Folding and Aggregation of Cu, Zn-Superoxide Dismutase

Abstract

1.1 ALS and SOD1 In 1993, a genetic link was established between amyotrophic lateral sclerosis (ALS) and mutant forms of Cu,Zn superoxide dismutase (SOD1) (Deng et al. 1993; Rosen et al. 1993), an antioxidant enzyme that catalyzes the dismutation of the damaging free radical superoxide anion (O2-) to hydrogen peroxide (H2O2) and diatomic oxygen (O2) via cyclic reduction and oxidation of a protein-bound Cu ion (Valentine et al. 2005).
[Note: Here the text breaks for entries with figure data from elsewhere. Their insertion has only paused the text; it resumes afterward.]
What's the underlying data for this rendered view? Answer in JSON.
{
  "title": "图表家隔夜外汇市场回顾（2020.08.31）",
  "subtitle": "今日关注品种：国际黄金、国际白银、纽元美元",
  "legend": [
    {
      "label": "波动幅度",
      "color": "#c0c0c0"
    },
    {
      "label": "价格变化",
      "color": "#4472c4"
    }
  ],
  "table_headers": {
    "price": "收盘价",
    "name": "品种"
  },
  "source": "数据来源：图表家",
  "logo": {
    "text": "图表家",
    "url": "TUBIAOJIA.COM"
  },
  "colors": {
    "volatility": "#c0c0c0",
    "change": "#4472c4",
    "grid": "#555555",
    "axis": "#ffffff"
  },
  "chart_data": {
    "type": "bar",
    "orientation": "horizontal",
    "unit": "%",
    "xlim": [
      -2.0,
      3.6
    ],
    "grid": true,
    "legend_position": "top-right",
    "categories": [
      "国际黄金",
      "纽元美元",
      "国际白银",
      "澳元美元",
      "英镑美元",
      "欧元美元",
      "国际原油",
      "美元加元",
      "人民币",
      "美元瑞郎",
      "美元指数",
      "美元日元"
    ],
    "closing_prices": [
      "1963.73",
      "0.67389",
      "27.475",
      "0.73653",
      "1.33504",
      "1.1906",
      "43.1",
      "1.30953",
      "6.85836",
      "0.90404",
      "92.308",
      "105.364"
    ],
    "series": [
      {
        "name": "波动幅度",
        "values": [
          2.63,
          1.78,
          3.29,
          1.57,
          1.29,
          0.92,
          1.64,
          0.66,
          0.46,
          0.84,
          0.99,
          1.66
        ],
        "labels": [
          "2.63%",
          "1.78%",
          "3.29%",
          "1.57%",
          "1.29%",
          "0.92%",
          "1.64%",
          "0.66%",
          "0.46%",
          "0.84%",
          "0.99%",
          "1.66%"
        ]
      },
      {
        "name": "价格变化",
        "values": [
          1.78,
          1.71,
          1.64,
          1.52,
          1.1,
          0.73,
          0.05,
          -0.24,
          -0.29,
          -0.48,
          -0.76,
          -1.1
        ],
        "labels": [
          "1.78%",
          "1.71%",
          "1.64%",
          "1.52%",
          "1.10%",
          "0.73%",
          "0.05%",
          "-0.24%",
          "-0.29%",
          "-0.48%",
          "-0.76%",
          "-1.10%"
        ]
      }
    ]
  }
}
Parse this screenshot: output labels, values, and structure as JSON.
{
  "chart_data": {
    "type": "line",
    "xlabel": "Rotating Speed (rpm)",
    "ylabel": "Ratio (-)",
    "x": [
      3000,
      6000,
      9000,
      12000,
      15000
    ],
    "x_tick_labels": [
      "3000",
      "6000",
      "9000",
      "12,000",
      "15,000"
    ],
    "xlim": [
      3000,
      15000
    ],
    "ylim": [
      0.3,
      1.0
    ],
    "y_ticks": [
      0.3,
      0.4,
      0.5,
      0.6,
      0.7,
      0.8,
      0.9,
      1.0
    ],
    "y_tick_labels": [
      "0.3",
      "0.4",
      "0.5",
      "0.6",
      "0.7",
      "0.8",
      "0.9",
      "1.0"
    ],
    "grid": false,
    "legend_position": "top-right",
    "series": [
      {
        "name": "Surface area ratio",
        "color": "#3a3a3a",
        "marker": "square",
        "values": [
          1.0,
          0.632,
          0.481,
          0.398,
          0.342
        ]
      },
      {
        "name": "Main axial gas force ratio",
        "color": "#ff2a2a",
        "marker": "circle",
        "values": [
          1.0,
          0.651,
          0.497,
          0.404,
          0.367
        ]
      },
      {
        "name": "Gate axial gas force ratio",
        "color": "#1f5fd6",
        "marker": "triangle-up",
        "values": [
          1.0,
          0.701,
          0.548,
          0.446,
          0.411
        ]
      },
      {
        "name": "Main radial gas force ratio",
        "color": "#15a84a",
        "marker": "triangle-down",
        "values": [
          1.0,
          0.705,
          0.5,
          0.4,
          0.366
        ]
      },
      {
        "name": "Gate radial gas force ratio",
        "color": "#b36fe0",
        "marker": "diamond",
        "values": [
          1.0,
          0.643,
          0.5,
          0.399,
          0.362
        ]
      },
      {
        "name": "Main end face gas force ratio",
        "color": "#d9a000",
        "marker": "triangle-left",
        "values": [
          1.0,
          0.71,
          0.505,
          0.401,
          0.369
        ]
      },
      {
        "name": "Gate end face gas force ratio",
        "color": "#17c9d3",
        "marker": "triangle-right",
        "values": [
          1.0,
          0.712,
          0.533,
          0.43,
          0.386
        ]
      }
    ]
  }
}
Today, over 150, predominantly missense mutations have been identified at ~75 sites spread throughout the protein (http://alsod.iop.kcl.ac.uk/). SOD1 mutations are found in ~1520% of inherited or familial ALS (fALS) cases and in a small percentage of sporadic ALS (sALS) cases (Rosen et al. 1993; Kato et al. 2000; Liu et al. 2009; Forsberg et al. 2011). fALS accounts for ~10% of all ALS cases and so SOD1 mutations comprise ~1.5-2% of all ALS cases, but nevertheless represent a major known cause of the disease. The clinical symptoms of fALS and sALS are similar, yet fALS patients with SOD1 mutations have an earlier age of disease onset than sALS (by ~10 years) (Wijesekera and Leigh 2009). Furthermore, while the age of disease onset has not been identified as statistically different between different SOD1 mutations, disease duration for each mutation is often different, ranging from shorter (e.g. ~1 year for A4V, the most common mutation in North America) than the typical 3-5 years to longer (e.g. ~18 years for H46R) (Cudkowicz et al. 1997; Valentine et al. 2005; Wang et al. 2008). In humans and murine models of ALS, mutations in the gene encoding SOD1 are typically autosomal dominant and are associated with a toxic gain of function. Despite extensive research, the molecular basis for mutant SOD1 toxicity remains unclear (Valentine et al. 2005; Boillee et al. 2006; Ilieva et al. 2009). Extensive research has been conducted on SOD1-linked fALS, as understanding and treatment of this disease may be relevant to ALS in general. While ALS patients share many clinical symptoms, numerous genes have been linked to ALS, and there is evidence for differences in pathology related to both genetic and environmental factors; hence, ALS is a syndrome and not a single disease with unique pathology (Cozzolino et al. 2008).